Los reyes don Fernando y doña Isabel, el príncipe, don Juan, las infantas doña Juana y doña Isabel, fray Hernando de Talavera, Pulgar, Córdoba, Tendilla, Aguilar y cien nobles caballeros, rodeados de lanzas y ceñudos los semblantes, miraban al campo donde un moro ante ellos se mostraba acompañado de diez africanos á caballo y un trompeta armados.

Montaba en un poderoso caballo negro encubertado de guerra, y afianzaba una lanza, en cuyo hierro se veia pendiente el cartel de Ave Maria que Pulgar habia fijado aquella noche en la puerta de la mezquita mayor de Granada.

Era el arrayaz Abd-Allah-ebn-Tarfe.

Llamas arrojaban los ojos del valiente moro.

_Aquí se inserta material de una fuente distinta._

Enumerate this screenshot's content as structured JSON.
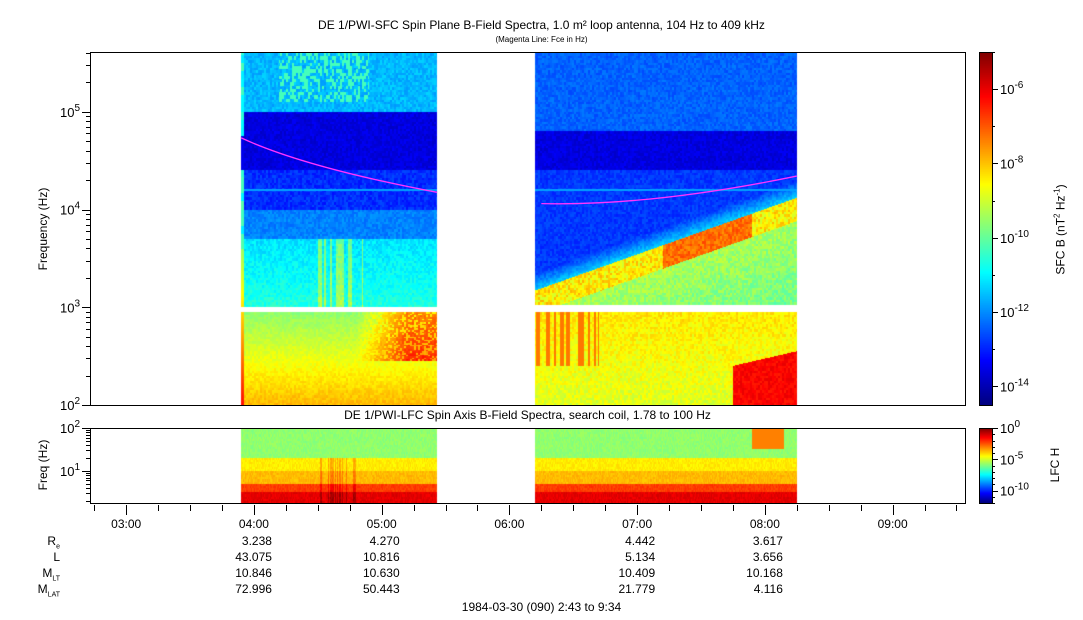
{
  "chart_data": [
    {
      "type": "heatmap",
      "title": "DE 1/PWI-SFC  Spin Plane B-Field Spectra, 1.0 m² loop antenna, 104 Hz to 409 kHz",
      "subtitle": "(Magenta Line: Fce in Hz)",
      "ylabel": "Frequency (Hz)",
      "yscale": "log",
      "ylim": [
        100,
        409000
      ],
      "yticks": [
        {
          "v": 100,
          "e": "2"
        },
        {
          "v": 1000,
          "e": "3"
        },
        {
          "v": 10000,
          "e": "4"
        },
        {
          "v": 100000,
          "e": "5"
        }
      ],
      "xlim": [
        "02:43",
        "09:34"
      ],
      "data_coverage": [
        [
          "03:54",
          "05:26"
        ],
        [
          "06:12",
          "08:15"
        ]
      ],
      "colorbar": {
        "label": "SFC B (nT² Hz⁻¹)",
        "label_main": "SFC B (nT",
        "label_mid": " Hz",
        "label_end": ")",
        "scale": "log",
        "range_exp": [
          -14.5,
          -5
        ],
        "ticks_exp": [
          -6,
          -8,
          -10,
          -12,
          -14
        ]
      },
      "fce_line": {
        "color": "#ff33ff",
        "points": [
          [
            "03:54",
            54000
          ],
          [
            "05:26",
            15000
          ],
          [
            "06:15",
            11500
          ],
          [
            "07:00",
            11500
          ],
          [
            "08:15",
            22000
          ]
        ]
      },
      "colormap": "jet"
    },
    {
      "type": "heatmap",
      "title": "DE 1/PWI-LFC  Spin Axis B-Field Spectra, search coil, 1.78 to 100 Hz",
      "ylabel": "Freq (Hz)",
      "yscale": "log",
      "ylim": [
        1.78,
        100
      ],
      "yticks": [
        {
          "v": 10,
          "e": "1"
        },
        {
          "v": 100,
          "e": "2"
        }
      ],
      "xlim": [
        "02:43",
        "09:34"
      ],
      "data_coverage": [
        [
          "03:54",
          "05:26"
        ],
        [
          "06:12",
          "08:15"
        ]
      ],
      "colorbar": {
        "label": "LFC H",
        "scale": "log",
        "range_exp": [
          -12,
          0
        ],
        "ticks_exp": [
          0,
          -5,
          -10
        ]
      },
      "colormap": "jet"
    }
  ],
  "time_axis": {
    "ticks": [
      "03:00",
      "04:00",
      "05:00",
      "06:00",
      "07:00",
      "08:00",
      "09:00"
    ]
  },
  "ephemeris": {
    "columns": [
      "04:00",
      "05:00",
      "07:00",
      "08:00"
    ],
    "rows": [
      {
        "label": "R",
        "sub": "e",
        "values": [
          "3.238",
          "4.270",
          "4.442",
          "3.617"
        ]
      },
      {
        "label": "L",
        "sub": "",
        "values": [
          "43.075",
          "10.816",
          "5.134",
          "3.656"
        ]
      },
      {
        "label": "M",
        "sub": "LT",
        "values": [
          "10.846",
          "10.630",
          "10.409",
          "10.168"
        ]
      },
      {
        "label": "M",
        "sub": "LAT",
        "values": [
          "72.996",
          "50.443",
          "21.779",
          "4.116"
        ]
      }
    ]
  },
  "footer": "1984-03-30 (090) 2:43 to 9:34"
}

Su roja sobrevesta parecia pedir sangre.

Sus megillas pálidas eran la clara muestra de la cólera que agitaba su alma.

El ronco son de su trompeta, habia llamado al adarve á los reyes, á los príncipes y á los caudillos cristianos.

Y todos se maravillaron de que aquel infiel se atreviese á presentarse con tamaño atrevimiento ante ellos.

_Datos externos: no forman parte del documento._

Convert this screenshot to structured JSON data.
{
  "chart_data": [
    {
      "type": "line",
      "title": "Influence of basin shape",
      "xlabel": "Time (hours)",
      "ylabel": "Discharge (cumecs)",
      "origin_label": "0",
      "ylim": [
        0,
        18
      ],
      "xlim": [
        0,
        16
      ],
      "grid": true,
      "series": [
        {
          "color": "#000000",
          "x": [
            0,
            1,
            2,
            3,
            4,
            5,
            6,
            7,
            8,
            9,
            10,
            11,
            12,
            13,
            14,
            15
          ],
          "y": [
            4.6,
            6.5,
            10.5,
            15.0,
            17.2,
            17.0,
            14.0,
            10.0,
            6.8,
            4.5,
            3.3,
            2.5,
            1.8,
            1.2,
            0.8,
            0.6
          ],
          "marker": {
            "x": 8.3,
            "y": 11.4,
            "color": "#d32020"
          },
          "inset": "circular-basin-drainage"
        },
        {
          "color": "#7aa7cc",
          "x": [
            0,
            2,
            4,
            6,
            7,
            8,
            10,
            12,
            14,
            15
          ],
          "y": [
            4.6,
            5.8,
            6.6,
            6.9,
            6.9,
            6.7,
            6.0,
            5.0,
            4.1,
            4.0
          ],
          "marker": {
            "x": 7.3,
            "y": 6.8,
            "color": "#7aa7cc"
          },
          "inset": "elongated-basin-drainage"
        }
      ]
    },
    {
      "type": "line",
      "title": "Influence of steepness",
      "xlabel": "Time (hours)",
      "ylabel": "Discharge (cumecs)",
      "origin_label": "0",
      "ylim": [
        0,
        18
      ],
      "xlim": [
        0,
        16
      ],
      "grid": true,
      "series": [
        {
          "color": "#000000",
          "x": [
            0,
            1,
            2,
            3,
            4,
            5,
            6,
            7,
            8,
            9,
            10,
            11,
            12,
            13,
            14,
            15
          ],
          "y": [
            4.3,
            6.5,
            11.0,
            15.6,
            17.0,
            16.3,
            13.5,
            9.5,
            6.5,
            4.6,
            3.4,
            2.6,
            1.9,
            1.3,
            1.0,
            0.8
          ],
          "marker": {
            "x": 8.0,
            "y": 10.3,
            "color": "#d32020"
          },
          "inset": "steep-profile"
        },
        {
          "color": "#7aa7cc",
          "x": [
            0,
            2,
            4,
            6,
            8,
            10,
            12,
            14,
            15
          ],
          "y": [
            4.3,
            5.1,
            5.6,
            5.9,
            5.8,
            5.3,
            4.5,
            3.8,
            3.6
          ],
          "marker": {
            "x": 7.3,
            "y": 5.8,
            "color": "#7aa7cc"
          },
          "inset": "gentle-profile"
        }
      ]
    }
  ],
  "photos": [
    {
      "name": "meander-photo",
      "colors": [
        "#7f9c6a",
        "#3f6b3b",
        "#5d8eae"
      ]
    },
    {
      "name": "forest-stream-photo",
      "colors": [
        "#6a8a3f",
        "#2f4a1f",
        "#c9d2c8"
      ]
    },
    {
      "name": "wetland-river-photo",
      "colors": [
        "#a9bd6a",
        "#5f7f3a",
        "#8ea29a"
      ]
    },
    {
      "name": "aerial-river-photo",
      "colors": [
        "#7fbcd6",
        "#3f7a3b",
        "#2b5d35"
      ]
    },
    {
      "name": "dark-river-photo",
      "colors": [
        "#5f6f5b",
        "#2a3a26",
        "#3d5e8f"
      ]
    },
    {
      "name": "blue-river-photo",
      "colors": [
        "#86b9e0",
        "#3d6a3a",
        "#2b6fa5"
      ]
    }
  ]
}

Y Tarfe los miraba como mira el toro á la muchedumbre que le provoca desde la valla, y su cólera era cada vez mas convulsiva y su mano agitaba el cartel del Ave Maria, blandiendo hasta hacerla crugir en el aire su fuerte lanza de dos hierros.

Mas cuando vió cubiertos de cristianos los adarves paseó la sombría mirada sobre ellos, reconociendo á cada uno de los capitanes á quienes habia visto el semblante entre el polvo de la batalla, y cuando vio competidores dignos hizo una seña al trompetero.